Sarah Adams had a normal, healthy pregnancy for 37 and a half weeks. Mamie was her and her husband’s first daughter, and they couldn’t wait to meet the new addition to their family.

The nursery was decorated, her closet was stocked and the carseat was ready and waiting for a little person.

But then at her regular doctor’s appointment, they couldn’t find a heartbeat. Less than three weeks from her due date, Adams had to go into CHI St. Vincent where she was induced and in labor for 12 hours, pushing through grief and confusion as she knew her baby was gone before she even had the chance to meet her.

“She was perfect … when I delivered her there was nothing wrong,” Adams said, recalling the story nearly eight years later. “We had an autopsy done because I just wanted answers of what happened, but we didn’t really find out anything from it.”

It was possible that Mamie kinked her umbilical cord, but her cause of death was never fully determined.

Taylor and Sarah Adams with their daughter Mamie.

About 1 percent of all babies in the U.S. are stillborn, according to the Centers for Disease Control and Prevention. The infant mortality rate (number of infants who died before their first birthday) in Arkansas in 2009 was 7.3 deaths per 1,000 live births, according to the Arkansas Department of Health.
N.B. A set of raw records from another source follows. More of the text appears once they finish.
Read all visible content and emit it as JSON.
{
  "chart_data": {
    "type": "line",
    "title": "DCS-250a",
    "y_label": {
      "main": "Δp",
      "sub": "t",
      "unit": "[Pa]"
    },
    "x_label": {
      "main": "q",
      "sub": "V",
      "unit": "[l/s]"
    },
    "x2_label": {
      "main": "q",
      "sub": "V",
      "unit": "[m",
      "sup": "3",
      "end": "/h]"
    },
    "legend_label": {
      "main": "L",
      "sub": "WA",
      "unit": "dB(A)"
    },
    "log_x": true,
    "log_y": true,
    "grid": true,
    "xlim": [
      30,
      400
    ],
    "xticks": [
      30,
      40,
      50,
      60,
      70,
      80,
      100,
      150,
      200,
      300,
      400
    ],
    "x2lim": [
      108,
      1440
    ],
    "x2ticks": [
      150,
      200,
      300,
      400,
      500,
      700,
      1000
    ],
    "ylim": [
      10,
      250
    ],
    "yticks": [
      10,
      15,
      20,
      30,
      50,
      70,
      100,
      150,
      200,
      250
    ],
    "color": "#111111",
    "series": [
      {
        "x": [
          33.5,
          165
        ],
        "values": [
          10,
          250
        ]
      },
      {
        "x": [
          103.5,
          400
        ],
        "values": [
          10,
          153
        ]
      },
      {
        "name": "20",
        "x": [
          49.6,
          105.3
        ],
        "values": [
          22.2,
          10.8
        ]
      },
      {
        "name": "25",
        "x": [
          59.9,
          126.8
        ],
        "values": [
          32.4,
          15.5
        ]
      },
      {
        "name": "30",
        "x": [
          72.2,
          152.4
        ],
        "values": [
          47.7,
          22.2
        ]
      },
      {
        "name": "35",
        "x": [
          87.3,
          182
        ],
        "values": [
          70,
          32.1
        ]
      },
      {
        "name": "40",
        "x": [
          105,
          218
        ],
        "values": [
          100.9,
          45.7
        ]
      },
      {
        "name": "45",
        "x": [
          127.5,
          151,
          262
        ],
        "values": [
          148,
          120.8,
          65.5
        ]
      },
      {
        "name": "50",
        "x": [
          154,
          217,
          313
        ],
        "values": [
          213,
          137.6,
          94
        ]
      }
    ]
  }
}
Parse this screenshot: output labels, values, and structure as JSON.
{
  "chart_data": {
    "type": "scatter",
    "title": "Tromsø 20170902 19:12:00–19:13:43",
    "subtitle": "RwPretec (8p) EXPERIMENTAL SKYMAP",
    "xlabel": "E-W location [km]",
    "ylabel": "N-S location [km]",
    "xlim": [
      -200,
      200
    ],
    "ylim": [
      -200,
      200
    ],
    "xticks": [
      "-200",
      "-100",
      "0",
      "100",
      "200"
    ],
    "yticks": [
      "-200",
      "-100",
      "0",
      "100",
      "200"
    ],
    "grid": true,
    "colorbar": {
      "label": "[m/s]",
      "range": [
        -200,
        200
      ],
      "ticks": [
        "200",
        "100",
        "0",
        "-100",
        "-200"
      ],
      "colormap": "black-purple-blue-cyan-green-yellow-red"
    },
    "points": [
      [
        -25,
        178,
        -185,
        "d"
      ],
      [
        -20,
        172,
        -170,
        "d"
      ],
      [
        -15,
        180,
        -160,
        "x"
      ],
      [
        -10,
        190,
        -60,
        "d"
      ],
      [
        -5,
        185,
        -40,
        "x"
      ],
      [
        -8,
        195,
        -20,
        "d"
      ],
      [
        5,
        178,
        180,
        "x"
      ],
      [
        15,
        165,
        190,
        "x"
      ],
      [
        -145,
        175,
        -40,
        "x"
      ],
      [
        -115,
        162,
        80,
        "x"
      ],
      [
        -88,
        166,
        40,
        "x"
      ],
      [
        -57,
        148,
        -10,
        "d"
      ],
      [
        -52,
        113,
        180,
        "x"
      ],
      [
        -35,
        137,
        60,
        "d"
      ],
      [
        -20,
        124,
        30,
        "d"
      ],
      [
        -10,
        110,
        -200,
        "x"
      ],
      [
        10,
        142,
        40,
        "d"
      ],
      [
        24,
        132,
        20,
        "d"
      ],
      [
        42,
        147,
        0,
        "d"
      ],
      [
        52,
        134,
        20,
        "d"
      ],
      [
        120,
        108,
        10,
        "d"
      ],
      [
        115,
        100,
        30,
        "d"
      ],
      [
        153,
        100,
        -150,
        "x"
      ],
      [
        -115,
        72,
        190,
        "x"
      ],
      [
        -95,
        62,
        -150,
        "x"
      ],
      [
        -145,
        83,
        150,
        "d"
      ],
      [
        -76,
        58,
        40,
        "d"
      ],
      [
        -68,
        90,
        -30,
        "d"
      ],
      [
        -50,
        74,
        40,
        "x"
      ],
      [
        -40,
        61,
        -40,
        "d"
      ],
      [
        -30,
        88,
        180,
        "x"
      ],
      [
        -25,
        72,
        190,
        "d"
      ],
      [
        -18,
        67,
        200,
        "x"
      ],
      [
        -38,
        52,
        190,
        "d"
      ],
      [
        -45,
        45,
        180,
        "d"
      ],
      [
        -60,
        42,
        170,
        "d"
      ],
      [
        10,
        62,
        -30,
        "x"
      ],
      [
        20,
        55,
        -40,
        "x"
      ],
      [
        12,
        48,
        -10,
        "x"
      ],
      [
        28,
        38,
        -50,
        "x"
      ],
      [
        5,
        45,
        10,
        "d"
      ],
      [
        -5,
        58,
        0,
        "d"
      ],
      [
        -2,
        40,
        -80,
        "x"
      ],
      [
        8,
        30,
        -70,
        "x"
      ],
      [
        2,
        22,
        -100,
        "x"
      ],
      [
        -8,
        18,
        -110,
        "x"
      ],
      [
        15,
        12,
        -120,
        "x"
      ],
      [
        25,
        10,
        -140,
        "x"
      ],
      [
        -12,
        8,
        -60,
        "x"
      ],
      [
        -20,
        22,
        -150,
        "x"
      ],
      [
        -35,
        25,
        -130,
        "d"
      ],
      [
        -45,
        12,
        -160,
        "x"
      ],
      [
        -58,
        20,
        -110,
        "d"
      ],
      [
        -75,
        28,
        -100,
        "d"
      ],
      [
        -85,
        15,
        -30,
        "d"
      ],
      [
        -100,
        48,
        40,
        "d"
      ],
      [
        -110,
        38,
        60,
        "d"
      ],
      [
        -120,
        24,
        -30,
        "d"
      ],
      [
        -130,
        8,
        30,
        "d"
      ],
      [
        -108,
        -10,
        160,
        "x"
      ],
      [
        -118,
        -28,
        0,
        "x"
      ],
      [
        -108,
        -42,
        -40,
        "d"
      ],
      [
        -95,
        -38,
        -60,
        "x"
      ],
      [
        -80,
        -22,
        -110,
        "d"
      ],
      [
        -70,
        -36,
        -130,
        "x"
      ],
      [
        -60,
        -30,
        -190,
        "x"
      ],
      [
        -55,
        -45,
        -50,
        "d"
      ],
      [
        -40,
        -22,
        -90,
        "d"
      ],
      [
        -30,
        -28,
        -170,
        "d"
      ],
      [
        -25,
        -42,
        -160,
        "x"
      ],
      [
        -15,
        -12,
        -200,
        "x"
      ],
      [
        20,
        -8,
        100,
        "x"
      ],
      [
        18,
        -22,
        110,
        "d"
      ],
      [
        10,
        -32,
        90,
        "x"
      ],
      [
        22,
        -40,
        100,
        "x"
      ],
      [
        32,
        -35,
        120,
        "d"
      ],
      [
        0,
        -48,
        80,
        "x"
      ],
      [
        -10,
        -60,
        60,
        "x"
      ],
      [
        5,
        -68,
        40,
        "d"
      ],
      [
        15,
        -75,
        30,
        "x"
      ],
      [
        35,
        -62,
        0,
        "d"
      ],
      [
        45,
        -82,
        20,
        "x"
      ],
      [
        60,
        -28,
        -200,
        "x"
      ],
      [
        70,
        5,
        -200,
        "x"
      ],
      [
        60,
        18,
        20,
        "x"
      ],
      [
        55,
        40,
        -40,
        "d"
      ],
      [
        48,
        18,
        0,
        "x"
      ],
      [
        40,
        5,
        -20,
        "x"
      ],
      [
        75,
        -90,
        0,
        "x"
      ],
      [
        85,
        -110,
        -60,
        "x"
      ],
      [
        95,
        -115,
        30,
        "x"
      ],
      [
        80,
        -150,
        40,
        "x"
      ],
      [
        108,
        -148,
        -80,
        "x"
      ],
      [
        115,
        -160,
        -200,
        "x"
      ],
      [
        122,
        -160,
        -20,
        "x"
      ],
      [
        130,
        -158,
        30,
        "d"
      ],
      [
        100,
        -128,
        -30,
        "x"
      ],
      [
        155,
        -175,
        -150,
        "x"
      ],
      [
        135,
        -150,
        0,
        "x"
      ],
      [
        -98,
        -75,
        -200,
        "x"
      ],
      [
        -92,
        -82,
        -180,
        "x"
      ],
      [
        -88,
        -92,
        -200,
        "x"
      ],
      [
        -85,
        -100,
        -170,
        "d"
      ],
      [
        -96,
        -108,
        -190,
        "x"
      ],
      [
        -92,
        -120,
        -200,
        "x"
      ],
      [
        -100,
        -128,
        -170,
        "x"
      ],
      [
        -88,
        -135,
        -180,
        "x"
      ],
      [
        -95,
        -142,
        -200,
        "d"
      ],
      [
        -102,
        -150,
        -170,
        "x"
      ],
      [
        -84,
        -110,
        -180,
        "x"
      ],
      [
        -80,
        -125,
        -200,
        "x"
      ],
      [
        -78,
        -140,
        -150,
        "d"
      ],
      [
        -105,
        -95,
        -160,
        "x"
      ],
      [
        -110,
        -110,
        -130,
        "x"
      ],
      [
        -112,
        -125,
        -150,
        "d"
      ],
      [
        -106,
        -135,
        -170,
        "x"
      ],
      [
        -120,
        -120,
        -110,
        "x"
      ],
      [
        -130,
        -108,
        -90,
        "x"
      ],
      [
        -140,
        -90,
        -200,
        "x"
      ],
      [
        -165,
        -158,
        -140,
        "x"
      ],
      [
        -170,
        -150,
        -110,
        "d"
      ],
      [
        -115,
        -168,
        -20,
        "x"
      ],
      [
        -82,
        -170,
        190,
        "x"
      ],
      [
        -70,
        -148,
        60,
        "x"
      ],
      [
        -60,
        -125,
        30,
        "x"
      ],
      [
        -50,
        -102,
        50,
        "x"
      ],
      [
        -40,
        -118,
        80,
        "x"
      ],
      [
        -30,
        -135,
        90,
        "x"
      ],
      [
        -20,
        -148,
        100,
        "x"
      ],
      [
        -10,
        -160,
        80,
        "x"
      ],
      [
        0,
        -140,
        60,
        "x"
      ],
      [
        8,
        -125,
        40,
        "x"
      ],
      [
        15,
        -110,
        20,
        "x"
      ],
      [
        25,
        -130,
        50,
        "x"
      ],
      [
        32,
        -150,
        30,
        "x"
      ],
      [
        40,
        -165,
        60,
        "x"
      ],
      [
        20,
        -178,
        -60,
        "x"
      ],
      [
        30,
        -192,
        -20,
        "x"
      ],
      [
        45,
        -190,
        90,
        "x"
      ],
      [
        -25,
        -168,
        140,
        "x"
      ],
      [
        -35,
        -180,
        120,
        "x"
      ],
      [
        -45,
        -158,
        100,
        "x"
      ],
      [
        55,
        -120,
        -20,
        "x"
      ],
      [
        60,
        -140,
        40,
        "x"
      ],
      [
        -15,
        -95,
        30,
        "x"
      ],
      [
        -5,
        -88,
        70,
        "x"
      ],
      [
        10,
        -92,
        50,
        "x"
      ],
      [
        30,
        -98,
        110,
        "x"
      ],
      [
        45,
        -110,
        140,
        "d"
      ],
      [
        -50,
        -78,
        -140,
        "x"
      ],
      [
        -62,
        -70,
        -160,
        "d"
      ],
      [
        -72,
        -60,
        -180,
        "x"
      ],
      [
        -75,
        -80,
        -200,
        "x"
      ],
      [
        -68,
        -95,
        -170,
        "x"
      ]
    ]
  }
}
Although these deaths affect a small percentage of the population, the families are impacted for life by the tragedy of losing a child and communities of friends and families surround those who have lost to provide support, love and a listening ear.

“I had a really good support group, I’m very close to my family,” Adams said. “If I didn’t answer the phone, they were knocking on my door. But they gave me my space, too. The grieving process — you feel like you need to go through these certain steps, but you don’t. You bounce around from those different feelings.”

Although being able to talk about Mamie and sharing her feelings were a large part of the grieving process, Adams also appreciated the physical gifts that helped her remember her daughter.

She said she received items such as necklaces with Mamie’s birth month, a book of quotes and encouragement with room for her to put in photos and a gold baby ring that she put on a necklace chain.

When she realized how meaningful these little “remembrance” items were, Adams decided to start a nonprofit called Mamie’s Poppy Plates. She and her team have grown the organization significantly over the last seven or so years and provide free, hand-painted plates with the child’s hand and footprints to parents who have lost a son or daughter. They are currently connected with about 50 hospitals in seven different states.

Local nonprofit Mamie’s Poppy Plates hosts memorial run/walk and balloon release.

Although these physical items are part of the healing process, Adams knows there are countless different coping methods for different people, including counseling, journaling and so much more.

One element that was difficult for her family was explaining what had happened to her nephew, who’s now almost 10. She says transparency and communication are so important with even the youngest members of the family.

“He was 20 months old at the time and he was up at the hospital, but we didn’t let him hold her or meet her or anything because we just didn’t really know what to do,” Adams said. “Now looking back, he should’ve been in there and he should’ve held her … It’s so sad but it’s so black and white for (kids).”

For those who have friends or family who have lost a child, Adams said the most important thing to do is listen.

“People can say some really hurtful stuff,” Adams said. “I don’t think they mean to be mean, but maybe just … be willing to listen. Don’t try and give your opinion because you don’t know.”